Une fois la jonction réalisée, vérifiez que la barre de seuil ou le joint est bien fixé et que tous les bords sont correctement arrêtés. Testez la stabilité en marchant dessus : aucun mouvement ne doit être perceptible. Pour les barres de seuil métalliques, vous pouvez les peindre pour harmoniser la couleur avec celle du parquet ou du carrelage si vous souhaitez un rendu plus discret, bien que les profilés teintés en usine offrent un choix plus limité. Assurez-vous que la transition ne présente pas de risque de trébuchement, particulièrement important pour les enfants et les personnes âgées. La barre doit offrir une continuité visuelle agréable et protéger les bords exposés des revêtements contre les dommages. Laissez sécher complètement avant de circuler normalement sur la zone : comptez au minimum 24 heures pour un joint silicone et 48 heures pour un mortier colle. Nettoyez régulièrement la jonction avec des produits adaptés aux deux types de revêtements.

💡 Pour un carrelage imitation bois dans les zones humides comme la cuisine, vous créerez une continuité visuelle parfaite avec le parquet du salon tout en conservant les avantages techniques du carrelage.

💡 Conseils et astuces

  • Pour les grandes pièces de plus de 40 m² en pose collée, respectez les joints de fractionnement du carrelage tous les 60 m² maximum et tous les 8 mètres linéaires selon le DTU 52.1, sans quoi des fissurations peuvent apparaître
  • Les barres de seuil en aluminium restent les plus répandues pour leur excellent rapport qualité-prix, leur durabilité et leur adaptabilité à tous types de revêtements
  • N'utilisez jamais de liège liquide ou de silicone rigide comme joints de dilatation pour les sols stratifiés ou vinyles clipsables : cela peut entraîner le gonflement et la destruction du plancher
  • Pour une jonction invisible sans barre de seuil, les deux revêtements doivent impérativement être au même niveau (à 2-3 mm près) avec une découpe très minutieuse
  • Privilégiez les joints de finition élastiques qui s'adaptent aux mouvements naturels du bois et disponibles en plusieurs coloris (chêne clair, moyen, gris, érable) pour se fondre dans votre décor
  • Pour les pièces humides comme les salles de bains, optez pour des barres de seuil en inox qui résistent parfaitement à la corrosion et offrent un rendu moderne

❓ Questions fréquentes

Peut-on associer parquet flottant et carrelage sans barre de seuil ?

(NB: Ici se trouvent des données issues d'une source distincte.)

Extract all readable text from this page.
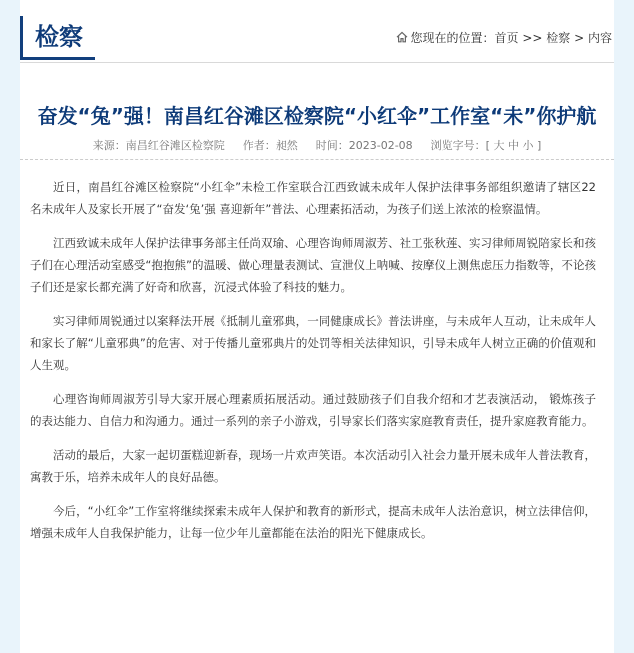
检察	您现在的位置：首页 >> 检察 > 内容
奋发“兔”强！南昌红谷滩区检察院“小红伞”工作室“未”你护航
来源：南昌红谷滩区检察院 作者：昶然 时间：2023-02-08 浏览字号：[ 大 中 小 ]

近日，南昌红谷滩区检察院“小红伞”未检工作室联合江西致诚未成年人保护法律事务部组织邀请了辖区22名未成年人及家长开展了“奋发‘兔’强 喜迎新年”普法、心理素拓活动，为孩子们送上浓浓的检察温情。

江西致诚未成年人保护法律事务部主任尚双瑜、心理咨询师周淑芳、社工张秋莲、实习律师周锐陪家长和孩子们在心理活动室感受“抱抱熊”的温暖、做心理量表测试、宣泄仪上呐喊、按摩仪上测焦虑压力指数等，不论孩子们还是家长都充满了好奇和欣喜，沉浸式体验了科技的魅力。

实习律师周锐通过以案释法开展《抵制儿童邪典，一同健康成长》普法讲座，与未成年人互动，让未成年人和家长了解“儿童邪典”的危害、对于传播儿童邪典片的处罚等相关法律知识，引导未成年人树立正确的价值观和人生观。

心理咨询师周淑芳引导大家开展心理素质拓展活动。通过鼓励孩子们自我介绍和才艺表演活动， 锻炼孩子的表达能力、自信力和沟通力。通过一系列的亲子小游戏，引导家长们落实家庭教育责任，提升家庭教育能力。

活动的最后，大家一起切蛋糕迎新春，现场一片欢声笑语。本次活动引入社会力量开展未成年人普法教育，寓教于乐，培养未成年人的良好品德。

今后，“小红伞”工作室将继续探索未成年人保护和教育的新形式，提高未成年人法治意识，树立法律信仰，增强未成年人自我保护能力，让每一位少年儿童都能在法治的阳光下健康成长。
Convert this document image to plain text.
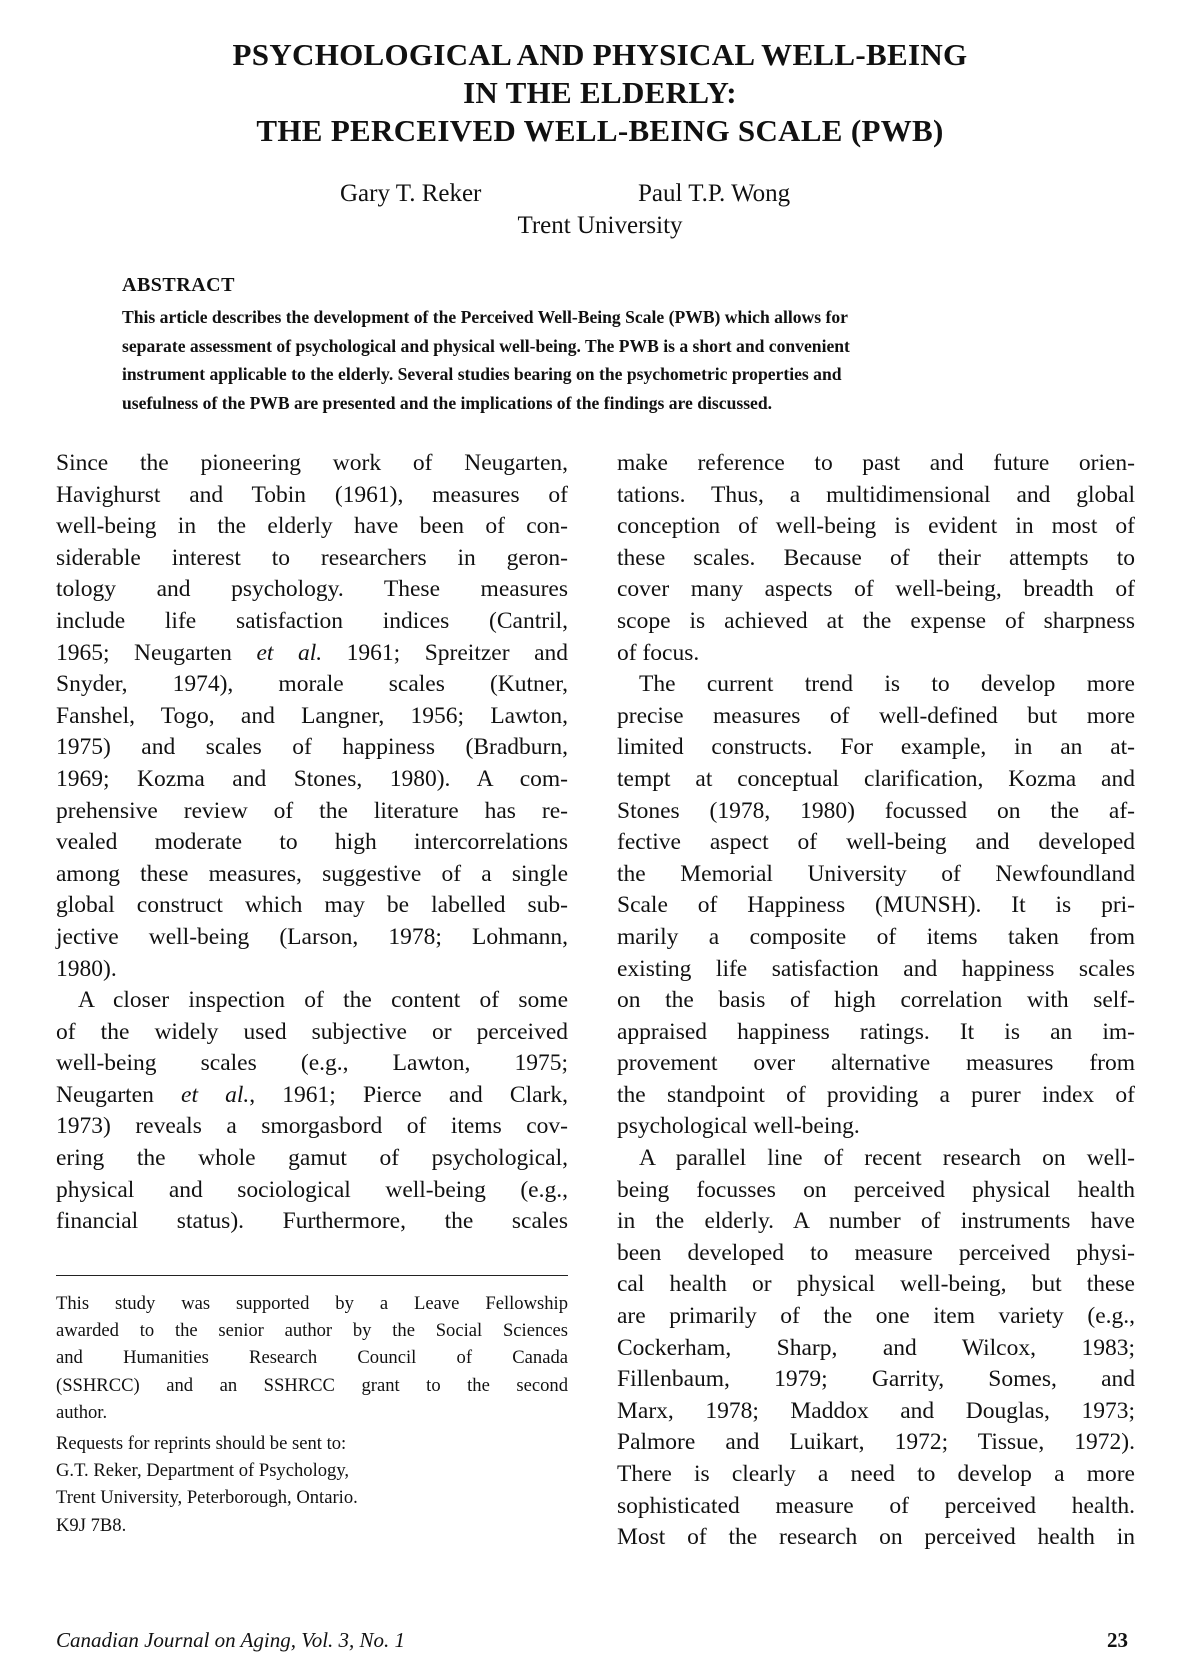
PSYCHOLOGICAL AND PHYSICAL WELL-BEING
IN THE ELDERLY:
THE PERCEIVED WELL-BEING SCALE (PWB)
Gary T. Reker	Paul T.P. Wong
Trent University
ABSTRACT
This article describes the development of the Perceived Well-Being Scale (PWB) which allows for
separate assessment of psychological and physical well-being. The PWB is a short and convenient
instrument applicable to the elderly. Several studies bearing on the psychometric properties and
usefulness of the PWB are presented and the implications of the findings are discussed.
Since the pioneering work of Neugarten,
Havighurst and Tobin (1961), measures of
well-being in the elderly have been of con-
siderable interest to researchers in geron-
tology and psychology. These measures
include life satisfaction indices (Cantril,
1965; Neugarten et al. 1961; Spreitzer and
Snyder, 1974), morale scales (Kutner,
Fanshel, Togo, and Langner, 1956; Lawton,
1975) and scales of happiness (Bradburn,
1969; Kozma and Stones, 1980). A com-
prehensive review of the literature has re-
vealed moderate to high intercorrelations
among these measures, suggestive of a single
global construct which may be labelled sub-
jective well-being (Larson, 1978; Lohmann,
1980).
A closer inspection of the content of some
of the widely used subjective or perceived
well-being scales (e.g., Lawton, 1975;
Neugarten et al., 1961; Pierce and Clark,
1973) reveals a smorgasbord of items cov-
ering the whole gamut of psychological,
physical and sociological well-being (e.g.,
financial status). Furthermore, the scales
make reference to past and future orien-
tations. Thus, a multidimensional and global
conception of well-being is evident in most of
these scales. Because of their attempts to
cover many aspects of well-being, breadth of
scope is achieved at the expense of sharpness
of focus.
The current trend is to develop more
precise measures of well-defined but more
limited constructs. For example, in an at-
tempt at conceptual clarification, Kozma and
Stones (1978, 1980) focussed on the af-
fective aspect of well-being and developed
the Memorial University of Newfoundland
Scale of Happiness (MUNSH). It is pri-
marily a composite of items taken from
existing life satisfaction and happiness scales
on the basis of high correlation with self-
appraised happiness ratings. It is an im-
provement over alternative measures from
the standpoint of providing a purer index of
psychological well-being.
A parallel line of recent research on well-
being focusses on perceived physical health
in the elderly. A number of instruments have
been developed to measure perceived physi-
cal health or physical well-being, but these
are primarily of the one item variety (e.g.,
Cockerham, Sharp, and Wilcox, 1983;
Fillenbaum, 1979; Garrity, Somes, and
Marx, 1978; Maddox and Douglas, 1973;
Palmore and Luikart, 1972; Tissue, 1972).
There is clearly a need to develop a more
sophisticated measure of perceived health.
Most of the research on perceived health in
This study was supported by a Leave Fellowship
awarded to the senior author by the Social Sciences
and Humanities Research Council of Canada
(SSHRCC) and an SSHRCC grant to the second
author.
Requests for reprints should be sent to:
G.T. Reker, Department of Psychology,
Trent University, Peterborough, Ontario.
K9J 7B8.
Canadian Journal on Aging, Vol. 3, No. 1	23
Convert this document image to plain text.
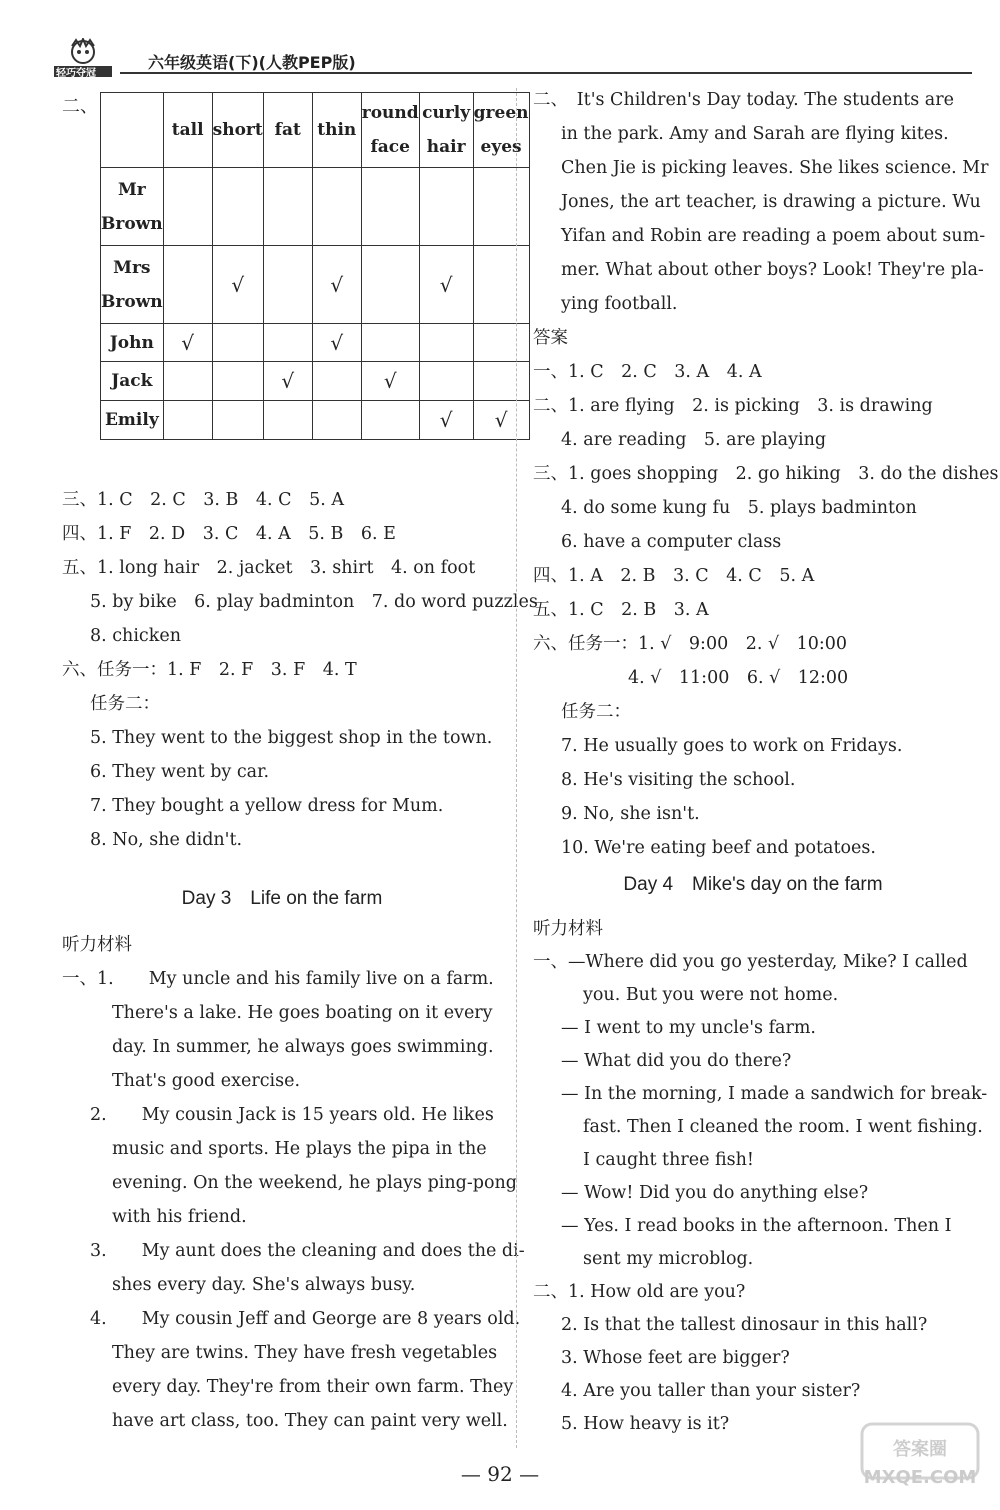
轻巧夺冠
六年级英语(下)(人教PEP版)
二、
	tall	short	fat	thin	round face	curly hair	green eyes
Mr Brown							
Mrs Brown		√		√		√	
John	√			√			
Jack			√		√		
Emily						√	√

三、1. C　2. C　3. B　4. C　5. A

四、1. F　2. D　3. C　4. A　5. B　6. E

五、1. long hair　2. jacket　3. shirt　4. on foot

5. by bike　6. play badminton　7. do word puzzles

8. chicken

六、任务一：1. F　2. F　3. F　4. T

任务二：

5. They went to the biggest shop in the town.

6. They went by car.

7. They bought a yellow dress for Mum.

8. No, she didn't.

Day 3　Life on the farm

听力材料

一、1.　　My uncle and his family live on a farm.

There's a lake. He goes boating on it every

day. In summer, he always goes swimming.

That's good exercise.

2.　　My cousin Jack is 15 years old. He likes

music and sports. He plays the pipa in the

evening. On the weekend, he plays ping-pong

with his friend.

3.　　My aunt does the cleaning and does the di-

shes every day. She's always busy.

4.　　My cousin Jeff and George are 8 years old.

They are twins. They have fresh vegetables

every day. They're from their own farm. They

have art class, too. They can paint very well.

二、　It's Children's Day today. The students are

in the park. Amy and Sarah are flying kites.

Chen Jie is picking leaves. She likes science. Mr

Jones, the art teacher, is drawing a picture. Wu

Yifan and Robin are reading a poem about sum-

mer. What about other boys? Look! They're pla-

ying football.

答案

一、1. C　2. C　3. A　4. A

二、1. are flying　2. is picking　3. is drawing

4. are reading　5. are playing

三、1. goes shopping　2. go hiking　3. do the dishes

4. do some kung fu　5. plays badminton

6. have a computer class

四、1. A　2. B　3. C　4. C　5. A

五、1. C　2. B　3. A

六、任务一：1. √　9:00　2. √　10:00

4. √　11:00　6. √　12:00

任务二：

7. He usually goes to work on Fridays.

8. He's visiting the school.

9. No, she isn't.

10. We're eating beef and potatoes.

Day 4　Mike's day on the farm

听力材料

一、—Where did you go yesterday, Mike? I called

you. But you were not home.

— I went to my uncle's farm.

— What did you do there?

— In the morning, I made a sandwich for break-

fast. Then I cleaned the room. I went fishing.

I caught three fish!

— Wow! Did you do anything else?

— Yes. I read books in the afternoon. Then I

sent my microblog.

二、1. How old are you?

2. Is that the tallest dinosaur in this hall?

3. Whose feet are bigger?

4. Are you taller than your sister?

5. How heavy is it?

— 92 —
答案圈 MXQE.COM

Non, la pose flottante du parquet interdit la jonction bord à bord avec le carrelage car le joint ne peut pas être garanti par nature selon le DTU 51.2. Seule la pose collée en plein permet une association technique correcte, éventuellement avec un joint silicone élastique si les surfaces sont au même niveau.

Quelle est la différence de hauteur standard entre parquet et carrelage ?

La différence de niveau la plus courante se situe entre 3 et 5 mm, correspondant à l'assemblage de sols stratifiés (8 mm + 2-4 mm de sous-couche) avec du carrelage (8-10 mm + 2-3 mm de colle). Pour cette configuration, un profil de rattrapage standard convient parfaitement.

Quel joint de dilatation respecter pour le parquet ?

Les DTU 51.2 et 51.11 imposent un joint de dilatation périphérique de 8 mm minimum, calculé selon la règle de 0,15% de la longueur et largeur de la pièce, soit 1,5 mm par mètre linéaire. Ce joint permet au bois de travailler naturellement sans contrainte.

Quelle barre de seuil choisir pour une grande différence de niveau ?

Pour une différence de hauteur importante, optez pour une barre de seuil de rattrapage spécifique pouvant couvrir jusqu'à 17 mm de dénivelé. Certains modèles extra-larges peuvent même couvrir jusqu'à 72 mm d'espace vide pour les configurations exceptionnelles.

Le joint silicone empêche-t-il la dilatation du parquet ?

Au contraire, le joint de finition en silicone est élastique et permet justement la dilatation et l'expansion du parquet, contrairement aux joints rigides. Cependant, évitez le silicone classique sur parquet massif et préférez un joint acrylique ou polyuréthane qui permettra un traitement ultérieur du bois.